ASSESSMENT OF IMPACT OF TRAINING ON KNOWLEDGE OF ANGANWADI WORKERS OF DISTRICT LUDHIANA, PUNJAB: PRE AND POST TRAINING EVALUATION.

Urvashi1, Anurag Chaudhary2, Sarit Sharma3, Sangeeta Girdhar4, Mahesh Satija5, Pushapindra Kaushal6, Jasneet Chawla7

1Post Graduate Resident, Department of Community Medicine, Dayanand Medical College & Hospital, Ludhiana, Punjab.
2Professor & HOD, Department of Community Medicine, Dayanand Medical College & Hospital, Ludhiana, Punjab.
3Professor, Department of Community Medicine, Dayanand Medical College & Hospital, Ludhiana, Punjab.
4Professor, Department of Community Medicine, Dayanand Medical College & Hospital, Ludhiana, Punjab.
5Associate Professor, Department of Community Medicine, Dayanand Medical College & Hospital, Ludhiana, Punjab.
6Associate Professor, Department of Community Medicine, Dayanand Medical College & Hospital, Ludhiana, Punjab.
7Intern, Department of Community Medicine, Dayanand Medical College & Hospital, Ludhiana, Punjab.

CORRESPONDING AUTHOR

Urvashi,
Email : urvashi9kataria9@gmail.com

ABSTRACT

Corresponding Author:
Urvashi,
Room No. 2009, Junior Doctor’s Hostel,
Christian Medical College & Hospital,
Ludhiana, Punjab.
E-mail: urvashi9kataria9@gmail.com

ABSTRACT

BACKGROUND

Anganwadi Workers (AWWs) are recruited under Integrated Child Development Services (ICDS) scheme for a population of 400-800 in rural/urban areas and 300-800 in tribal areas. The key functions of AWWs include nutrition and health education, growth monitoring, health check-ups, assisting ANMs in provision of health care services, immunization and referral services. The output of the ICDS scheme is to a great extent dependent on the knowledge of AWW. This study is aimed to assess the knowledge of AWWs regarding comprehensive health care of children and to evaluate the impact of the training programme on their knowledge.

METHODS

The study was carried out at the Urban Health Centre, Shimlapuri, Dayanand Medical College and Hospital, Ludhiana, Punjab. Anganwadi workers were imparted training regarding various services rendered by them.

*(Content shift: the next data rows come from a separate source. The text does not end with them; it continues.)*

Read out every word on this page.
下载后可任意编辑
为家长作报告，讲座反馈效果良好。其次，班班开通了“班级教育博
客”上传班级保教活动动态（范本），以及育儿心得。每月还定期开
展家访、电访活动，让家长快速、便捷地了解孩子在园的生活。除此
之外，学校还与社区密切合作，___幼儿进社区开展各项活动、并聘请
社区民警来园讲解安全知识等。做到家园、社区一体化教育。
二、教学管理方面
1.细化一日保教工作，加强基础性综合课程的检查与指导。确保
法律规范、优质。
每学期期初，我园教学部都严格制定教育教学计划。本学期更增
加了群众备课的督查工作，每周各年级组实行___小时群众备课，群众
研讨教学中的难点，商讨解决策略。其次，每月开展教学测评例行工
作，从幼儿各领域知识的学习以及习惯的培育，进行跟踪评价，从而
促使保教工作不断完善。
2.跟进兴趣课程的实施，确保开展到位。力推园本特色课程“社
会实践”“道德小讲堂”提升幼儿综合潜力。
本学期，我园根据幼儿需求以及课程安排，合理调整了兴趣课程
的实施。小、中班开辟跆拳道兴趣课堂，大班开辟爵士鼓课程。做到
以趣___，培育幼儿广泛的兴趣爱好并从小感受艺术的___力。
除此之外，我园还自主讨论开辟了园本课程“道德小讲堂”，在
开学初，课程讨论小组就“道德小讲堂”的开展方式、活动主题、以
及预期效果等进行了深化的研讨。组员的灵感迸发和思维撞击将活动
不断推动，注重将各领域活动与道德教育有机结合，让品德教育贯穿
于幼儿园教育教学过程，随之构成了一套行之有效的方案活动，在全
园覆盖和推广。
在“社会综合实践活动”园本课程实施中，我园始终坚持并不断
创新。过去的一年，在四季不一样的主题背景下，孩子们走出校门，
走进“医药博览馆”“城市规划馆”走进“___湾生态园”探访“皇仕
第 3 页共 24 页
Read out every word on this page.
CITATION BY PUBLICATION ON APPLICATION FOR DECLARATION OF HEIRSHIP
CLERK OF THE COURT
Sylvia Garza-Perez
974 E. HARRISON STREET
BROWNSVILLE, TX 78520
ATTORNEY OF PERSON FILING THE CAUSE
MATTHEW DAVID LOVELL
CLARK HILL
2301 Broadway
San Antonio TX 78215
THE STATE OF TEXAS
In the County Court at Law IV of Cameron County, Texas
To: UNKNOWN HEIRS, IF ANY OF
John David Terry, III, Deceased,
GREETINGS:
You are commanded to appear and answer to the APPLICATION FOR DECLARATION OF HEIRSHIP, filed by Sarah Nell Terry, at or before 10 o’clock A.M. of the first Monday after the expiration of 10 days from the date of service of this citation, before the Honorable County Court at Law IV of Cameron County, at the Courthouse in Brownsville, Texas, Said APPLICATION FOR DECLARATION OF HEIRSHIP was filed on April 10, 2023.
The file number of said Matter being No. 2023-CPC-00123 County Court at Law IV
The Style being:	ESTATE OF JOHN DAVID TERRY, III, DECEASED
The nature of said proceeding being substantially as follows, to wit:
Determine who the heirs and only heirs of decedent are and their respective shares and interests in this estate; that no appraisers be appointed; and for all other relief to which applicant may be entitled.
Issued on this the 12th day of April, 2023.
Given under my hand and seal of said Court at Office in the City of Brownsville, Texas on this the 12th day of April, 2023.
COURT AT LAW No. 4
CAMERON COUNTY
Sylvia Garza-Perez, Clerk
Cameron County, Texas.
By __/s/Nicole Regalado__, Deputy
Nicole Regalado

The impact of training was evaluated by comparing the pre- and post-test knowledge of AWWs. A pre-tested proforma was administered to the AWWs before and after the training. It consisted of 15 questions related to different aspects of functions of AWWs. The data was then analysed using statistical techniques like mean, Standard Deviation and t-test.

RESULTS

The 15 questions proforma was grouped under 6 categories. The mean pre-test score was observed to be 8.3±2.5 and the mean post test score was 10.6±2.3. (p = 0.000). Improvement in knowledge was seen in all categories of questions, which included health care services, immunization, nutrition and health education, health check-ups, growth monitoring and referral services.

CONCLUSIONS

The findings of present study suggest that knowledge of AWWs significantly improved after the training. Thus, refresher training programmes should regularly be conducted for improving the knowledge of grass-root level health workers to ensure provision of good quality services.

KEYWORDS

Impact, Training, ICDS, Anganwadi Workers.

INTRODUCTION

The most valuable asset of a nation is its human resource. Countries who have learned to invest in its human resources are today the most progressive and developed nations. Realizing this Government of India launched Integrated Child Development Services (ICDS) program on 2nd October 1975 for the overall development of children who constitute the most precious asset of country’s future.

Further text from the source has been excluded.